Others stood paralyzed, weeping, unable to look away from something their minds could not contain.

Their eyes bled.

Birds stopped mid flight. Winds died. The clouds parted like a curtain drawn by unseen hands.

In a ruined chapel outside Rome, a priest dropped his crucifix. His lips moved, whispering prayers, but no words came.

He wept silently as the Eye stared down, and for the first time, he doubted his god.

On the charred streets of Beijing, a gang of scavengers fell to their knees.

One began laughing hysterically.

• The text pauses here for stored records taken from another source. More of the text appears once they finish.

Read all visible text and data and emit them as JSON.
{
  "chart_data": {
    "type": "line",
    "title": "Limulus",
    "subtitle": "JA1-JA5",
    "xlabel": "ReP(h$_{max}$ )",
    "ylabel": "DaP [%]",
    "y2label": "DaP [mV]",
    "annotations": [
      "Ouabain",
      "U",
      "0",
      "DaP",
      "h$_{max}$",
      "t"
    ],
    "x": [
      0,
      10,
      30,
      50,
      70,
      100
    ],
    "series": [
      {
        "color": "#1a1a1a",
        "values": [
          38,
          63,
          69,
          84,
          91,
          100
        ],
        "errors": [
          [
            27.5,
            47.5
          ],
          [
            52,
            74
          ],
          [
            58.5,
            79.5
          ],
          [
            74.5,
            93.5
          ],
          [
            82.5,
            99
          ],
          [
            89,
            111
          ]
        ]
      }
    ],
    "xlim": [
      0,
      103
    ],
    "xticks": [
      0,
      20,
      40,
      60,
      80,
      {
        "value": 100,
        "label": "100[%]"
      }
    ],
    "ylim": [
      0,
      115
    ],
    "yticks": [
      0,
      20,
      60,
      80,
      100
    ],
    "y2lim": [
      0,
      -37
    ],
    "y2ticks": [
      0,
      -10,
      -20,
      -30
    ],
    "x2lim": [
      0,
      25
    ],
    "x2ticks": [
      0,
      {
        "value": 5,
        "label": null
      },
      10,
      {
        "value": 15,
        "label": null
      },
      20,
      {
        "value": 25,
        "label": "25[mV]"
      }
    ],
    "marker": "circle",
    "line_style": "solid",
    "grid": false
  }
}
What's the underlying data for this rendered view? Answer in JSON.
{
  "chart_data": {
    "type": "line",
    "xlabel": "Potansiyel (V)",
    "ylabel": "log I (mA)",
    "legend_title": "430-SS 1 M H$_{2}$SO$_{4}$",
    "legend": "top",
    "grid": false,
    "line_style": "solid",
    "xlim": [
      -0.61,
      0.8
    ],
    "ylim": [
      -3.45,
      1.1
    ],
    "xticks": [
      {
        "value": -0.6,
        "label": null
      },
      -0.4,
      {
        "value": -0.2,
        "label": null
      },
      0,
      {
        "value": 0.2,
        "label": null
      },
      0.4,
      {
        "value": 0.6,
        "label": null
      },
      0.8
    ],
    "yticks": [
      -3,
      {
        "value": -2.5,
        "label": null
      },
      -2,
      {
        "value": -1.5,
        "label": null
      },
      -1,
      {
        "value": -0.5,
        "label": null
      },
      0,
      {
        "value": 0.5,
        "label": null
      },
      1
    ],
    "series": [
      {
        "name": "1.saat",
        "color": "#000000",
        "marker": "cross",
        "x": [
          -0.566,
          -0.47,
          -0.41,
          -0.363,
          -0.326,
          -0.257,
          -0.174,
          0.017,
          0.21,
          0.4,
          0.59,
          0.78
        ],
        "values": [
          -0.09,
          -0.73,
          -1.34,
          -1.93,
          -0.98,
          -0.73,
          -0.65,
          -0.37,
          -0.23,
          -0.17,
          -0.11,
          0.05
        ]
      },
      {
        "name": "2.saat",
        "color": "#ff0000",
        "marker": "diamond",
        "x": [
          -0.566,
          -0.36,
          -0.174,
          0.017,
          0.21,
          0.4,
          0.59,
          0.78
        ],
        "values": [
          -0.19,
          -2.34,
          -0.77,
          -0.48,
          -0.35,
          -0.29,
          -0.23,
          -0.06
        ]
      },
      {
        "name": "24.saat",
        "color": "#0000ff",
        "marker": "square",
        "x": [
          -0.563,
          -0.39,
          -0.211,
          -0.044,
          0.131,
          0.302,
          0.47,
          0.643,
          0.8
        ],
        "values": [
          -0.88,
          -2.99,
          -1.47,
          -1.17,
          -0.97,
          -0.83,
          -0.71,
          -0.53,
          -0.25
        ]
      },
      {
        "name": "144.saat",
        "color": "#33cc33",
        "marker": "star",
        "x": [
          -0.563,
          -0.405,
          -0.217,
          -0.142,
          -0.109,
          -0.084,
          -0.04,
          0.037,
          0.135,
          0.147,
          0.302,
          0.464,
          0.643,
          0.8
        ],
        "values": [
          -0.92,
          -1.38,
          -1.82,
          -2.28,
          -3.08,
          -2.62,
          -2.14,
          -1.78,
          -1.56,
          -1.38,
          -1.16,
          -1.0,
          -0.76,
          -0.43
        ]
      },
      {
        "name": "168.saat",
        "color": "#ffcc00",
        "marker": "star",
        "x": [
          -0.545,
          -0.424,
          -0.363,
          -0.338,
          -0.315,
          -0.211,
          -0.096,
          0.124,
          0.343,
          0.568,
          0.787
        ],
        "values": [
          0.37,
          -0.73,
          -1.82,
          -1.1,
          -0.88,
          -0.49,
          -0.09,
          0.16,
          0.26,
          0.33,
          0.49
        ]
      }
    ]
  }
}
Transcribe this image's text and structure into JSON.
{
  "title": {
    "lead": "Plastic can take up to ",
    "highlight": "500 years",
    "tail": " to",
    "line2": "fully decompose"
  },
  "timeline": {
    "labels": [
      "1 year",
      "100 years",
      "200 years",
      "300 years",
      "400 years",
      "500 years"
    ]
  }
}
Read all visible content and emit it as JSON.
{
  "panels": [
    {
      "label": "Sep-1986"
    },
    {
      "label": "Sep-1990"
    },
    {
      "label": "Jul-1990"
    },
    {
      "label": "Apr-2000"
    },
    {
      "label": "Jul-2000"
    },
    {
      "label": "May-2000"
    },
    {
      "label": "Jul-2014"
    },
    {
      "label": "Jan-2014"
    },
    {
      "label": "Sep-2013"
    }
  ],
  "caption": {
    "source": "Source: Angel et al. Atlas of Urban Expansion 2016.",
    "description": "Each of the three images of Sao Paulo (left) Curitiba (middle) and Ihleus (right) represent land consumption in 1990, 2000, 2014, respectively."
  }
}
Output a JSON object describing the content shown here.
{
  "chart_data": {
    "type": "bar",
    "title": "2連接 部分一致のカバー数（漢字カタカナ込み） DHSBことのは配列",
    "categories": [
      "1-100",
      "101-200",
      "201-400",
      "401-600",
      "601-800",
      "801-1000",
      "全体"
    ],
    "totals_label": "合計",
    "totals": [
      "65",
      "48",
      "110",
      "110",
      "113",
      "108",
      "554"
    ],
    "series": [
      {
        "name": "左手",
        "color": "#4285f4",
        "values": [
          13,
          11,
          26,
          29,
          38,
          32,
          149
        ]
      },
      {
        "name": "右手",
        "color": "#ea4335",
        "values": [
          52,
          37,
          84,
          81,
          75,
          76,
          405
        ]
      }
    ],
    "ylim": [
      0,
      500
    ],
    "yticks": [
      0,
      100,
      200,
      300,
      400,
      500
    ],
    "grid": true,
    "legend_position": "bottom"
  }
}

Another screamed until blood filled her throat.

The youngest among them simply stared, eyes wide, whispering: "It sees me."

In a Tokyo bunker, a scientist watched from a cracked monitor, trembling.

She scribbled equations on the walls with shaking hands, convinced it was not an eye but a gateway, a cipher, a god or worse, a mirror.

A child in Rio, clutching a stuffed rabbit, pointed to the sky and asked her mother, "Is that God?"

Her mother didn't reply.

In the Oval Office's ruins, a surviving official cursed under his breath and shouted, "Shoot it down!"

But no missile rose. No command mattered. No power remained.

And deep beneath the Antarctic ice, ancient machines stirred. Lights flickered for the first time in centuries.

Across the world, madness bloomed like wildfire.

Radios crackled with static before whispering names no one remembered teaching.

Visions swept through the masses of lives never lived, of endings not yet written.

And somewhere deep in the earth, something answered the gaze.

Some saw salvation.

Some saw judgment.

Some saw nothing but madness.

But all felt it:

The gaze of something that should not be.